BackgroundOur previous study demonstrated that regulatory B cells (Bregs) play an indispensable role in dual anti-CD45RB/anti-TIM-1 antibody-induced transplantation tolerance through an IL-10-dependent pathway. However, the potentially specific subsets of Bregs have not been clearly demonstrated. In this study, we aimed to detect the subsets of the Bregs possessing the ability to produce IL-10 in the early stage and tolerance maintenance stage of allogeneic islet transplantation treated by dual anti-CD45RB/anti-TIM-1. MethodsIsolated Balb/C islets were transplanted under the kidney capsule of C57BL/6J diabetic mice. The recipients were treated with anti-CD45RB and anti-TIM-1. Two major IL-10-producing Breg subsets of CD19+CD5+CD1d+ B10 cells and CD19+TIM-1+B cells, and the T cells of CD4+CD25+ (Tregs), CD4+IFN-γ+ Th1 cells, and CD4+IL-4+ Th2 cells in splenocytes of grafted recipients were detected by flow cytometry after 1 week, 2 weeks, and more than 100 days posttransplantation.

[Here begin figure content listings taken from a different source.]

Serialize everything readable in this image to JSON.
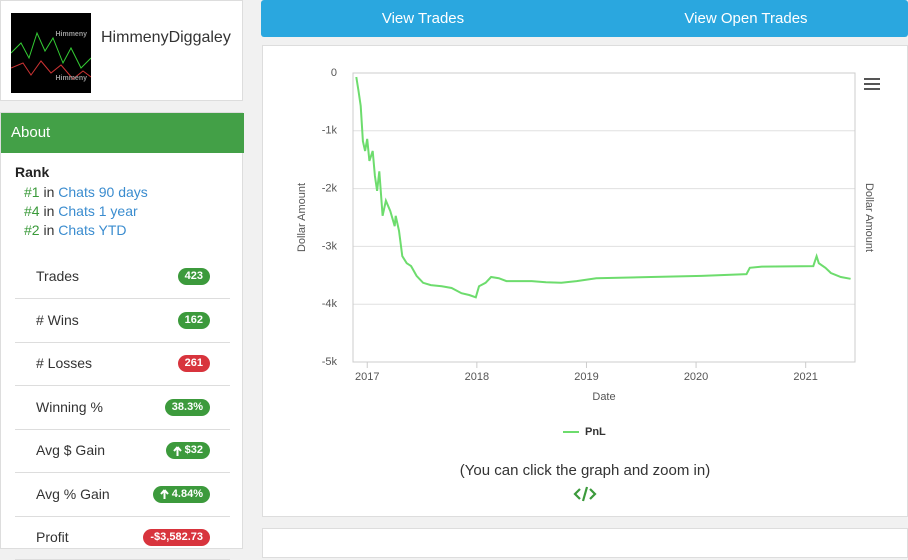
{
  "profile": {
    "name": "HimmenyDiggaley",
    "avatar_text": [
      "Himmeny",
      "Himmeny"
    ]
  },
  "nav": {
    "tabs": [
      "View Trades",
      "View Open Trades"
    ]
  },
  "about": {
    "title": "About",
    "rank_label": "Rank",
    "ranks": [
      {
        "position": "#1",
        "connector": "in",
        "link": "Chats 90 days"
      },
      {
        "position": "#4",
        "connector": "in",
        "link": "Chats 1 year"
      },
      {
        "position": "#2",
        "connector": "in",
        "link": "Chats YTD"
      }
    ],
    "stats": [
      {
        "label": "Trades",
        "value": "423",
        "tone": "good"
      },
      {
        "label": "# Wins",
        "value": "162",
        "tone": "good"
      },
      {
        "label": "# Losses",
        "value": "261",
        "tone": "bad"
      },
      {
        "label": "Winning %",
        "value": "38.3%",
        "tone": "good"
      },
      {
        "label": "Avg $ Gain",
        "value": "$32",
        "tone": "good",
        "arrow": true
      },
      {
        "label": "Avg % Gain",
        "value": "4.84%",
        "tone": "good",
        "arrow": true
      },
      {
        "label": "Profit",
        "value": "-$3,582.73",
        "tone": "bad"
      }
    ]
  },
  "chart_data": {
    "type": "line",
    "x": [
      2016.9,
      2016.92,
      2016.94,
      2016.96,
      2016.98,
      2017.0,
      2017.02,
      2017.05,
      2017.07,
      2017.09,
      2017.11,
      2017.14,
      2017.17,
      2017.21,
      2017.25,
      2017.26,
      2017.29,
      2017.32,
      2017.36,
      2017.4,
      2017.45,
      2017.51,
      2017.58,
      2017.68,
      2017.77,
      2017.86,
      2017.93,
      2017.99,
      2018.02,
      2018.08,
      2018.13,
      2018.2,
      2018.27,
      2018.5,
      2018.63,
      2018.77,
      2018.91,
      2019.09,
      2019.59,
      2020.05,
      2020.46,
      2020.49,
      2020.6,
      2021.07,
      2021.1,
      2021.12,
      2021.18,
      2021.23,
      2021.32,
      2021.41
    ],
    "series": [
      {
        "name": "PnL",
        "color": "#6ddc6d",
        "values": [
          -70,
          -310,
          -570,
          -1180,
          -1350,
          -1140,
          -1520,
          -1350,
          -1780,
          -2040,
          -1700,
          -2470,
          -2210,
          -2390,
          -2650,
          -2470,
          -2730,
          -3170,
          -3290,
          -3340,
          -3510,
          -3630,
          -3670,
          -3690,
          -3720,
          -3810,
          -3840,
          -3880,
          -3690,
          -3630,
          -3530,
          -3550,
          -3600,
          -3600,
          -3620,
          -3630,
          -3600,
          -3550,
          -3530,
          -3510,
          -3480,
          -3370,
          -3350,
          -3340,
          -3170,
          -3290,
          -3370,
          -3460,
          -3530,
          -3560
        ]
      }
    ],
    "xlim": [
      2016.87,
      2021.45
    ],
    "xticks": [
      2017,
      2018,
      2019,
      2020,
      2021
    ],
    "ylim": [
      -5000,
      0
    ],
    "yticks": [
      {
        "value": -5000,
        "label": "-5k"
      },
      {
        "value": -4000,
        "label": "-4k"
      },
      {
        "value": -3000,
        "label": "-3k"
      },
      {
        "value": -2000,
        "label": "-2k"
      },
      {
        "value": -1000,
        "label": "-1k"
      },
      0
    ],
    "x_label": "Date",
    "y_label": "Dollar Amount",
    "y2_label": "Dollar Amount",
    "grid": true,
    "legend": "bottom"
  },
  "chart_note": "(You can click the graph and zoom in)"
}
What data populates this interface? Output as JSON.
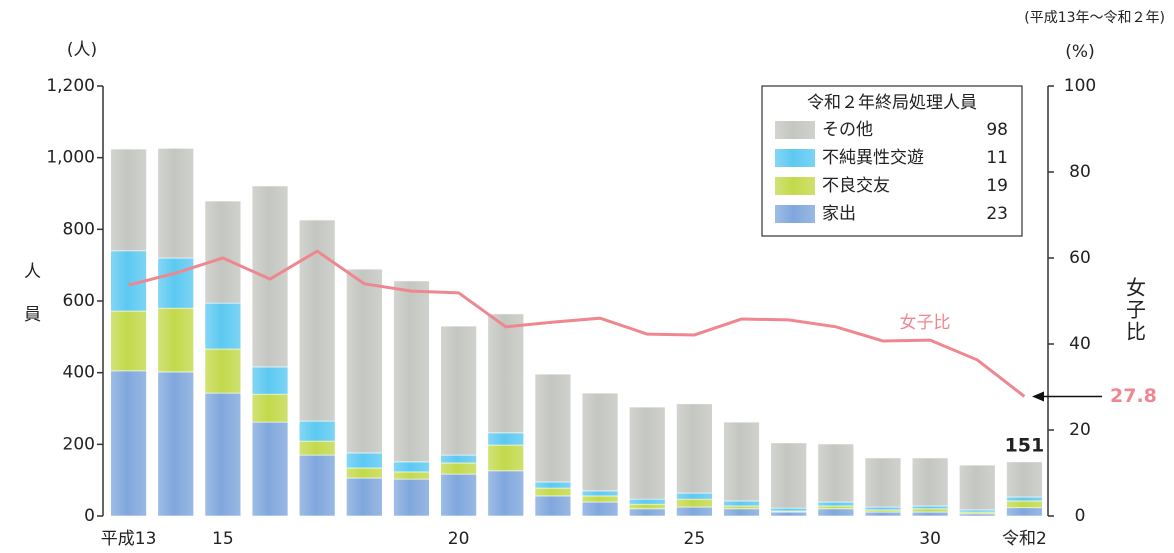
{
  "chart_data": {
    "type": "bar",
    "subtitle": "(平成13年〜令和２年)",
    "y_unit": "(人)",
    "y2_unit": "(%)",
    "y_label": "人員",
    "y2_label": "女子比",
    "legend_title": "令和２年終局処理人員",
    "categories": [
      "平成13",
      null,
      "15",
      null,
      null,
      null,
      null,
      "20",
      null,
      null,
      null,
      null,
      "25",
      null,
      null,
      null,
      null,
      "30",
      null,
      "令和2"
    ],
    "stacked": true,
    "series": [
      {
        "name": "家出",
        "color": "#80a7dd",
        "values": [
          405,
          402,
          343,
          262,
          170,
          106,
          103,
          117,
          126,
          56,
          39,
          20,
          25,
          20,
          11,
          20,
          11,
          11,
          6,
          23
        ]
      },
      {
        "name": "不良交友",
        "color": "#c3d94b",
        "values": [
          167,
          178,
          123,
          78,
          39,
          28,
          20,
          31,
          72,
          22,
          17,
          13,
          22,
          8,
          3,
          8,
          6,
          9,
          5,
          19
        ]
      },
      {
        "name": "不純異性交遊",
        "color": "#5cc9f1",
        "values": [
          168,
          140,
          128,
          76,
          56,
          42,
          28,
          22,
          34,
          17,
          14,
          14,
          17,
          14,
          8,
          11,
          8,
          8,
          6,
          11
        ]
      },
      {
        "name": "その他",
        "color": "#c4c6c1",
        "values": [
          284,
          306,
          285,
          505,
          561,
          513,
          505,
          360,
          332,
          301,
          273,
          257,
          249,
          220,
          182,
          162,
          137,
          134,
          125,
          98
        ]
      },
      {
        "name": "女子比",
        "type": "line",
        "axis": "y2",
        "color": "#ef8790",
        "values": [
          53.7,
          56.5,
          60,
          55.1,
          61.6,
          54,
          52.3,
          51.9,
          44,
          45.1,
          46,
          42.3,
          42.1,
          45.8,
          45.6,
          44,
          40.7,
          40.9,
          36.3,
          27.8
        ]
      }
    ],
    "total_label": 151,
    "ylim": [
      0,
      1200
    ],
    "yticks": [
      0,
      200,
      400,
      600,
      800,
      {
        "value": 1000,
        "label": "1,000"
      },
      {
        "value": 1200,
        "label": "1,200"
      }
    ],
    "y2lim": [
      0,
      100
    ],
    "y2ticks": [
      0,
      20,
      40,
      60,
      80,
      100
    ]
  }
}
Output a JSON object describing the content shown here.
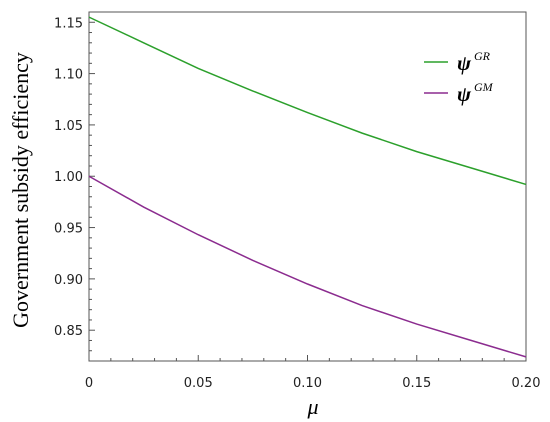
{
  "chart_data": {
    "type": "line",
    "title": "",
    "xlabel": "μ",
    "ylabel": "Government subsidy efficiency",
    "xlim": [
      0,
      0.2
    ],
    "ylim": [
      0.82,
      1.16
    ],
    "grid": false,
    "legend_position": "top-right",
    "x_ticks": [
      "0",
      "0.05",
      "0.10",
      "0.15",
      "0.20"
    ],
    "y_ticks": [
      "0.85",
      "0.90",
      "0.95",
      "1.00",
      "1.05",
      "1.10",
      "1.15"
    ],
    "x": [
      0,
      0.025,
      0.05,
      0.075,
      0.1,
      0.125,
      0.15,
      0.175,
      0.2
    ],
    "series": [
      {
        "name": "ψ^GR",
        "symbol": "ψ",
        "superscript": "GR",
        "color": "#2ca02c",
        "values": [
          1.155,
          1.13,
          1.105,
          1.083,
          1.062,
          1.042,
          1.024,
          1.008,
          0.992
        ]
      },
      {
        "name": "ψ^GM",
        "symbol": "ψ",
        "superscript": "GM",
        "color": "#8b2c8f",
        "values": [
          1.0,
          0.97,
          0.943,
          0.918,
          0.895,
          0.874,
          0.856,
          0.84,
          0.824
        ]
      }
    ]
  }
}
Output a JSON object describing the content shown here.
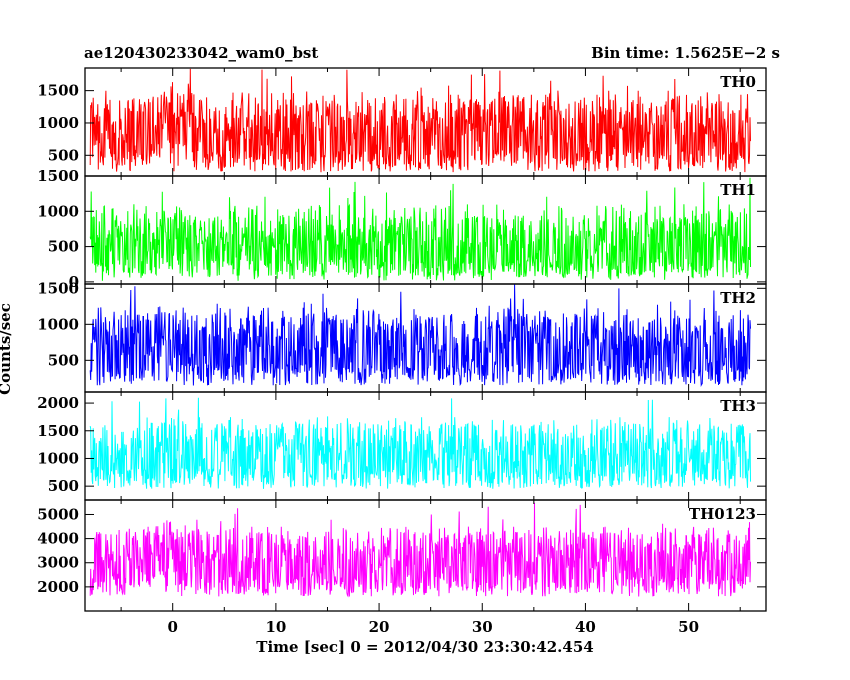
{
  "header": {
    "left_title": "ae120430233042_wam0_bst",
    "right_title": "Bin time: 1.5625E−2 s"
  },
  "chart_data": {
    "type": "line",
    "xlabel": "Time [sec] 0 = 2012/04/30 23:30:42.454",
    "ylabel": "Counts/sec",
    "x_range": [
      -8.5,
      57.5
    ],
    "x_data_range": [
      -8.0,
      56.0
    ],
    "x_ticks": [
      0,
      10,
      20,
      30,
      40,
      50
    ],
    "panels": [
      {
        "name": "TH0",
        "color": "#ff0000",
        "ylim": [
          180,
          1850
        ],
        "y_ticks": [
          500,
          1000,
          1500
        ],
        "mean": 800,
        "low": 250,
        "high": 1500,
        "peak": 1850,
        "burst_center": 0,
        "burst_level": 1050
      },
      {
        "name": "TH1",
        "color": "#00ff00",
        "ylim": [
          -30,
          1500
        ],
        "y_ticks": [
          0,
          500,
          1000,
          1500
        ],
        "mean": 480,
        "low": 60,
        "high": 1100,
        "peak": 1480,
        "burst_center": 0,
        "burst_level": 620
      },
      {
        "name": "TH2",
        "color": "#0000ff",
        "ylim": [
          60,
          1560
        ],
        "y_ticks": [
          500,
          1000,
          1500
        ],
        "mean": 650,
        "low": 150,
        "high": 1250,
        "peak": 1560,
        "burst_center": 0,
        "burst_level": 700
      },
      {
        "name": "TH3",
        "color": "#00ffff",
        "ylim": [
          250,
          2200
        ],
        "y_ticks": [
          500,
          1000,
          1500,
          2000
        ],
        "mean": 1050,
        "low": 450,
        "high": 1750,
        "peak": 2200,
        "burst_center": 0,
        "burst_level": 1100
      },
      {
        "name": "TH0123",
        "color": "#ff00ff",
        "ylim": [
          1000,
          5600
        ],
        "y_ticks": [
          2000,
          3000,
          4000,
          5000
        ],
        "mean": 3000,
        "low": 1600,
        "high": 4500,
        "peak": 5500,
        "burst_center": 0,
        "burst_level": 3500
      }
    ]
  }
}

ResultsOn day 14 after islet transplantation, the frequency of CD19+CD5+CD1d+ B10 cells in recipient mice increased significantly, compared with day 0 and 7 (P = .001, P < .001, respectively), while it dropped to normal level in the recipients with long-term graft survival. In contrast, there was significant increase of CD19+TIM-1+B cells on day 14 (P = .003) and day 100 after transplant (P = .009). CD4+CD25+ Treg cells have similar increasing tendency with CD19+TIM-1+B cells, as they increased from normal 10% to almost 20% both on day 14 and day 90 after transplantation. Conversely, the expression of CD4+IFN-γ+ Th1 cells decreased significantly on day 14 (P = .004) and on day 100 after transplant (P = .002). As another kind of helper T cells, CD4+IL-4+ Th2 cells increased only on day 14 after transplant (P < .001). ConclusionsCD19+CD5+CD1d+ B10 cells may play an important role only in the early stage of transplantation tolerance induction by dual anti-CD45RB/anti-TIM-1 antibody treatment, whereas CD19+TIM-1+B cells may play crucial parts in the whole process of tolerance induction and maintenance.